Holly stood back, almost mesmerized by the flames, as if the fire was this mysterious thing he’d somehow managed to create out of thin air. His posture was stiff, but this flicker of pride was in his eyes, a small smile tugging at the corner of his mouth.
I could tell he was proud of himself, even if he didn’t say anything. Hell, I wasn’t sure when the last time was that Holly felt he’d accomplished something. But at that moment, standing in front of the fire he’d managed to get going, it was as though he’d won some small battle.
It struck me how something so simple could mean so much to a guy like him—someone who used to be larger than life, who was used to being in control of everything. Now, lighting a fire seemed like a win, and that hit me harder than I expected.
“That’s it?” he asked, his voice softer.
“That’s it,” I confirmed, dusting off my hands. “Not so hard, right?”
He shrugged, his eyes still on the fire. “I guess not.”
I could see the wheels turning in his head as if he were trying to process its simplicity or distracting himself from everything else. Either way, he’d learned something new today. I leaned back against the wall, watching him as the fire’s warmth started filling the room.

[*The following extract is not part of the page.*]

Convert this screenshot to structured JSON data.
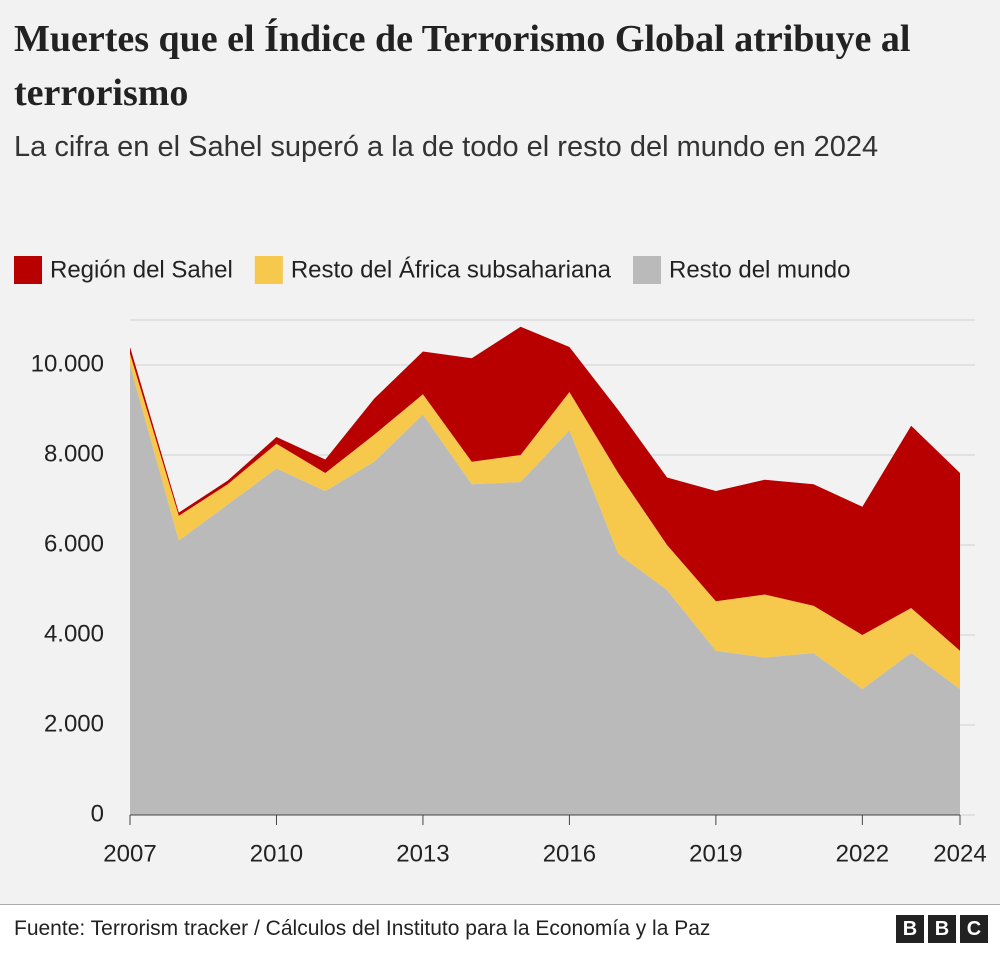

“Now you know how to make a fire,” I said. “Maybe next time you won’t nearly freeze your ass off.”
Holly chuckled, the sound low and almost self-conscious. “Yeah, maybe. So, I’ll um… you can’t leave in this, right?”
“Yeah, I need to stay here and wait for the worst of the snow to pass,” I told him, shaking the snow off my jacket by the door. “The mountain road’s dangerous even to locals when the weather gets this bad.”
Holly stood stiff, arms folded as if he wasn’t sure what to do with himself. “Is anyone going to be worried about you?”
I pulled out my phone and checked the last message I’d sent. There was no signal now, but a short okay from Duncan had snuck in when I was outside. “Everyone knows both of us are okay.”
Holly shifted, looking around like he was trying to figure out how long this situation would last. “So, uh… how long will you be staying?”
“Until it’s safe to leave,” I said, eyeing the window as snow piled up faster than I liked. “Forecast said the storm would be over by tomorrow, so if I have to, I’ll stay here.”
“‘Here’.”
“You have a sofa and blankets—it’s not like we’d be sharing the one bed you have,” I teased, but his eyes widened. “Oh, and I have a tree in the car.”
“A tree,” he repeated.
“Yep, not a real one, but an emergency one that I’m using to bring Christmas to this place.”
“Oh,” he said, his cheeks flushing, and then he smiled. “Sure.”